Freshwater biodiversity is declining, despite national and international efforts to manage and protect freshwater ecosystems. Ecosystem-based management (EBM) has been proposed as an approach that could more efficiently and adaptively balance ecological and societal needs. However, this raises the question of how social and ecological objectives can be included in an integrated management plan. Here, we present a generic model-coupling framework tailored to address this question for freshwater ecosystems, using three components: biodiversity, ecosystem services (ESS), and a spatial prioritisation that aims to balance the spatial representation of biodiversity and ESS supply and demand. We illustrate this model-coupling approach within the Danube River Basin using the spatially explicit, potential distribution of (i) 85 fish species as a surrogate for biodiversity as modelled using hierarchical Bayesian models, and (ii) four estimated ESS layers produced by the Artificial Intelligence for Ecosystem Services (ARIES) platform (with ESS supply defined as carbon storage and flood regulation, and demand specified as recreation and water use).
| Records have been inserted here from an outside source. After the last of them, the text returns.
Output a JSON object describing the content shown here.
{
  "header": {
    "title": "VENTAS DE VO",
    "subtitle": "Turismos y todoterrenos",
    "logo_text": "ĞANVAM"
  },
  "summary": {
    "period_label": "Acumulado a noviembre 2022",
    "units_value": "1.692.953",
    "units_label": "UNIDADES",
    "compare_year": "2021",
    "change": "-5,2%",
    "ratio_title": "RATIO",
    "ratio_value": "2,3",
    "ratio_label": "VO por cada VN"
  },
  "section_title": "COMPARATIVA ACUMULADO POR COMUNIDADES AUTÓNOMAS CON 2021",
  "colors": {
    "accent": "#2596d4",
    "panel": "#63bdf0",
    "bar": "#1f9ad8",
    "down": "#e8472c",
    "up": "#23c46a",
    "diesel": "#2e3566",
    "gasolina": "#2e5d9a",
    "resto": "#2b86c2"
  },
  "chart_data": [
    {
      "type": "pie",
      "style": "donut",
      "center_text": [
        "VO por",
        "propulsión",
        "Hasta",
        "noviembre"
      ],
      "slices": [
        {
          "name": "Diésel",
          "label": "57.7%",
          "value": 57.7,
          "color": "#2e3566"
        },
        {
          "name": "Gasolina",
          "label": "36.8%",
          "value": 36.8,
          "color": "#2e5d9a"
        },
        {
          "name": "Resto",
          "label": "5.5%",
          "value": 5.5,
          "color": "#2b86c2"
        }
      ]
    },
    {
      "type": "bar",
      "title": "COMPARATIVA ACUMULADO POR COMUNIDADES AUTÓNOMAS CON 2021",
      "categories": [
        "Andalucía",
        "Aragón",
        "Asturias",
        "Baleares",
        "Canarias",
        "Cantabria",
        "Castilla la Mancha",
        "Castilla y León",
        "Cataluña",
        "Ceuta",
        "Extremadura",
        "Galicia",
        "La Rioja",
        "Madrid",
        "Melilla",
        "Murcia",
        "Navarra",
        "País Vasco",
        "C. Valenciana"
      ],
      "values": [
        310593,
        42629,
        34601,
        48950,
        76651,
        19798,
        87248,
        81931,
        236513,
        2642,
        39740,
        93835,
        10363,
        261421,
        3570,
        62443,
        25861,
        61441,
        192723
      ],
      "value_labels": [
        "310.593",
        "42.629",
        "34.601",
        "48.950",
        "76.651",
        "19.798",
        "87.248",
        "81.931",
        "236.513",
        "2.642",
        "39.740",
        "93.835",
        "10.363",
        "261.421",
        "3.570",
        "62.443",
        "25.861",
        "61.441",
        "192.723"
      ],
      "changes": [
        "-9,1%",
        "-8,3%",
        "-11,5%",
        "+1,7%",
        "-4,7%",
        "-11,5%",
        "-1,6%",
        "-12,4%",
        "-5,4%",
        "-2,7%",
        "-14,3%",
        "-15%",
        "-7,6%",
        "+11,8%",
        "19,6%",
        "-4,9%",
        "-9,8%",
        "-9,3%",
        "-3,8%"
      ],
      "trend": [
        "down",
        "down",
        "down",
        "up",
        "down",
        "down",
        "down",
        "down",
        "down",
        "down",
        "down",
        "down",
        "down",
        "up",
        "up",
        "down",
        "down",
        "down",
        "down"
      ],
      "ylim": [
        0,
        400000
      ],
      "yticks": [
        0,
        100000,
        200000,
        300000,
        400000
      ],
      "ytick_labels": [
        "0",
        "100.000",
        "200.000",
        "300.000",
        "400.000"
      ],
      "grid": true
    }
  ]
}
These are then used for (iii) a joint spatial prioritisation of biodiversity and ESS employing Marxan with Zones, laying out the spatial representation of multiple management zones. Given the transboundary setting of the Danube River Basin, we also run comparative analyses including the country-level purchasing power parity (PPP)-adjusted gross domestic product (GDP) and each country's percent cover of the total basin area as potential cost factors, illustrating a scheme for balancing the share of establishing specific zones among countries. We demonstrate how emphasizing various biodiversity or ESS targets in an EBM model-coupling framework can be used to cost-effectively test various spatially explicit management options across a multi-national case study. We further discuss possible limitations, future developments, and requirements for effectively managing a balance between biodiversity and ESS supply and demand in freshwater ecosystems.